Yargıtay 19. Hukuk Dairesi 2012/15392 Esas 2013/1786 Karar Sayılı İlamı

     Özet:

Mahkeme, davacı ve davalı arasındaki menfi tespit davasında bonolara dayalı icra takipleriyle ilgili olarak yapılan yargılama sonucunda, takibe konulan bonolardaki keşideci imzalarının davacı şirket yetkilisine ait olmadığı ve takibe konulmadığı bonolara dayalı takiplerin yapıldığı belirlenmiştir.
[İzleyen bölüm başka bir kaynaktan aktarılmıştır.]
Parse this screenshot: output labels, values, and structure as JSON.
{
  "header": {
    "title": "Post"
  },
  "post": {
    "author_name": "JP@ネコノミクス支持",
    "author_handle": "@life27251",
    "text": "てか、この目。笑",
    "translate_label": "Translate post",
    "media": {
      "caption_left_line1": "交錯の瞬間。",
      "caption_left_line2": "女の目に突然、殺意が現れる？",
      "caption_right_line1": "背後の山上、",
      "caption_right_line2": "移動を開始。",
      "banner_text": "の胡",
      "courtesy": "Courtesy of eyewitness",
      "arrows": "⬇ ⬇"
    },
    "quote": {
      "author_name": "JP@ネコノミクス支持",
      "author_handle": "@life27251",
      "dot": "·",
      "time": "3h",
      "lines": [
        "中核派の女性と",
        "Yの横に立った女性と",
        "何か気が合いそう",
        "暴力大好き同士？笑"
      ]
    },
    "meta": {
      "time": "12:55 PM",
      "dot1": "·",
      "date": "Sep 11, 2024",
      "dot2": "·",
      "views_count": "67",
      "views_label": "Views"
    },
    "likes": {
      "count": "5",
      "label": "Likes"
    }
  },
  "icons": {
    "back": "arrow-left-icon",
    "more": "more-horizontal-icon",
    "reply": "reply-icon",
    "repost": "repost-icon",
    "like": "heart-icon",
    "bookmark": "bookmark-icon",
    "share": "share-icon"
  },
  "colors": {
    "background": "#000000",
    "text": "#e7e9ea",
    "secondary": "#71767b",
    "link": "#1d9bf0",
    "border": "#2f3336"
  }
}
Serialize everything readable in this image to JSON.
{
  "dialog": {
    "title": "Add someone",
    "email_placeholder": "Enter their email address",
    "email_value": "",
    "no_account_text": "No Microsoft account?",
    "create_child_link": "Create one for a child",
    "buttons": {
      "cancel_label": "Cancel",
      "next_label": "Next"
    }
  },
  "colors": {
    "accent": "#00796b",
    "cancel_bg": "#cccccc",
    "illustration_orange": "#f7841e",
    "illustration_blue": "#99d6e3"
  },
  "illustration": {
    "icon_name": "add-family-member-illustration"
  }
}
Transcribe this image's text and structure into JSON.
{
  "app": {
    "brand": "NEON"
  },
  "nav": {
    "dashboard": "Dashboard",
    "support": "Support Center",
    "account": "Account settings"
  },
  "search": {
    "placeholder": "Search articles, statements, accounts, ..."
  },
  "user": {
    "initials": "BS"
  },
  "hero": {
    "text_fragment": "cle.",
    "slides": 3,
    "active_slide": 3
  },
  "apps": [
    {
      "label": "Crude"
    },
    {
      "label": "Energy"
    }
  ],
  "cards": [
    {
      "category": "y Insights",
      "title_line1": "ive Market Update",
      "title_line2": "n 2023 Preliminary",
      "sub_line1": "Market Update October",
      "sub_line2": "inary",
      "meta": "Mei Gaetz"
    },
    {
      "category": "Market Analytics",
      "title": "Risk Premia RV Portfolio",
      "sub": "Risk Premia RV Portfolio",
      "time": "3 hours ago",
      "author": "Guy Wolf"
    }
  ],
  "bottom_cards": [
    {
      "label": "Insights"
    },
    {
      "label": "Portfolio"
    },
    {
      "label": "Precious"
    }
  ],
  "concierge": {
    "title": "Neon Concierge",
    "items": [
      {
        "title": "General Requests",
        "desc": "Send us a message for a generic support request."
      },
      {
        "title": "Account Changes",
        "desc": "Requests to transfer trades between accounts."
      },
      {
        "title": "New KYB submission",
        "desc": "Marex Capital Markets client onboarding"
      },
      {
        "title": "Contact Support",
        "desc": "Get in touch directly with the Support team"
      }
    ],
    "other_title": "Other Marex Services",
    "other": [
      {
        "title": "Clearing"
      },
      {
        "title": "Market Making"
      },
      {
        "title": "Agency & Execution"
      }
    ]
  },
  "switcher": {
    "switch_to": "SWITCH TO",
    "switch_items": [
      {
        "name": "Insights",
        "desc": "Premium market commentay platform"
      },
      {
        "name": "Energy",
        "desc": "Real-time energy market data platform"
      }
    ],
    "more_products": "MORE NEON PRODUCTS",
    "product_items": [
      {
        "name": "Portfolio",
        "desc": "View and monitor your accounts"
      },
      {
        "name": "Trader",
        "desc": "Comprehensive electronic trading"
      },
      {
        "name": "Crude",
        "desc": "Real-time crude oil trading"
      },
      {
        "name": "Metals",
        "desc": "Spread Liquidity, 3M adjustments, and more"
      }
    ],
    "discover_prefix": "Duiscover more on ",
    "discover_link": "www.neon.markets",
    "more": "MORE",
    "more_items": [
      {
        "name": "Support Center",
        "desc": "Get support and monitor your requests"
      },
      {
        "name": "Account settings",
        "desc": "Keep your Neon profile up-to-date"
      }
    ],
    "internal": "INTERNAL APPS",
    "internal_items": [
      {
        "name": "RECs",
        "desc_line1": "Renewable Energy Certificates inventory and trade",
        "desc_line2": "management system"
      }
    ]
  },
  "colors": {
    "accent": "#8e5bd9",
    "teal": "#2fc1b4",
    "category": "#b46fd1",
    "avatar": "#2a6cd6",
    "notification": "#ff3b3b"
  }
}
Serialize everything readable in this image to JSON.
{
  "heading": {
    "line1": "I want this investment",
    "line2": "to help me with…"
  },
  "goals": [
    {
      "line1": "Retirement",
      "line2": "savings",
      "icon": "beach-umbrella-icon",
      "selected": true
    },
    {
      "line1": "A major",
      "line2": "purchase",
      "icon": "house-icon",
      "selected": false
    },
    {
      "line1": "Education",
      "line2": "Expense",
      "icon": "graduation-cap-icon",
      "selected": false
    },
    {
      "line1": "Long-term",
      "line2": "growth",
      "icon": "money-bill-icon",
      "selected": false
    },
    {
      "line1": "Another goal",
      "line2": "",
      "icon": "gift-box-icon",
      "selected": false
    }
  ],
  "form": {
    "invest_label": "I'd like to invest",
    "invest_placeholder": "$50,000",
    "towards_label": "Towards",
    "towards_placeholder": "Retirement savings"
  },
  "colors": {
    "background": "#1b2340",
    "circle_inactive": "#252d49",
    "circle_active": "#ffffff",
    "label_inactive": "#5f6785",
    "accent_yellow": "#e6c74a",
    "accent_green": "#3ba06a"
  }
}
Mahkeme, davalının kötü niyetli takip yaptığını kanıtlayamadığı için davacının %40 kötü niyet tazminatı talebini reddetmiştir. Ancak mahkeme, davacı yararına %40 tazminata hükmedilmesi gerektiği sonucuna varmasına rağmen bu talebi reddetmiştir. Bu nedenle yargılama sonucunda verilen hüküm, davacı yararına bozulmuştur. Kararda bahsedilen kanun maddesi belirtilmemiştir.
19. Hukuk Dairesi         2012/15392 E.  ,  2013/1786 K.

    "İçtihat Metni"

    MAHKEMESİ :Ticaret Mahkemesi

    Taraflar arasındaki menfi tespit davasının yapılan yargılaması sonunda ilamda yazılı nedenlerden dolayı davanın kısmen kabulüne, kısmen reddine yönelik olarak verilen hükmün süresi içinde taraf vekillerince temyiz edilmesi üzerine dosya incelendi, gereği konuşulup düşünüldü.

    - K A R A R -

    Davacı vekili, müvekkili aleyhine davalı yanca bonolara dayalı olarak icra takiplerine girişildiğini, bonolardaki imzanın müvekkili şirket yetkilisine ait olmadığını, müvekkilinin davalı/alacaklı ile hiçbir ticari ilişkisinin bulunmadığını ileri sürerek bonolara dayalı icra takiplerinden dolayı borçlu olmadığının tespitine ve %40 kötü niyet tazminatına karar verilmesini talep ve dava etmiştir.
    Davalı vekili, dava konusu bonoların emtia alışverişi karşılığında alındığını, bedellerin ödenmediğini, takibe konu edildiğini belirterek davanın reddine %40 tazminata karar verilmesini istemiştir.
    Mahkemece toplanan deliller ve alınan bilirkişi raporu doğrultusunda, takibe konulan bonolardaki keşideci imzalarının davacı şirket yetkilisine ait olmadığı, takibin davacı şirket yetkililerinin imzasını taşımayan bonolara dayanılarak yapılmış olmasından dolayı taraflar arasındaki temel borç ilişkisinin iş bu dava kapsamında değerlendirilmediği, davalının kötü niyetli olarak takip yaptığının kanıtlanamadığı gerekçeleriyle davanın kabulüne icra takiplerine konu bonolardan dolayı borçlu bulunmadığının tespitine, koşulları oluşmadığından davacının %40 kötü niyet tazminatı talebinin reddine karar verilmiş, hüküm taraflar vekillerince temyiz edilmiştir.
    1-Dosyadaki yazılara kararın dayandığı delillerle gerektirici sebeplere, delillerin takdirinde bir isabetsizlik bulunmamasına göre, davalı vekilinin temyiz itirazlarının reddi gerekmiştir.
    2-Davacı vekilinin temyizine gelince; dava konusu takibe dayanak yapılan bonolarda keşidecinin davacı, lehdarın ise davalı olduğu anlaşılmaktadır. Taraflar arasında keşideci ve lehdar ilişkisi bulunan bonolar yönünden, davalının keşideci imzasının davacıya ait olup olmadığını bilmesi gerekir. Bu durumda mahkemece koşulları oluştuğu halde davacı yararına %40 tazminata hükmedilmesi gerekirken bu yöndeki talebin reddinde isabet görülmemiştir.
    SONUÇ:Yukarıda (1)no"lu bentte açıklanan nedenlerle davalı vekilinin temyiz itirazlarının reddine; (2) nolu bentte belirtilen sebeplerle hükmün davacı yararına BOZULMASINA peşin harcın istek halinde iadesine, 30.01.2013 gününde oybirliğiyle karar verildi.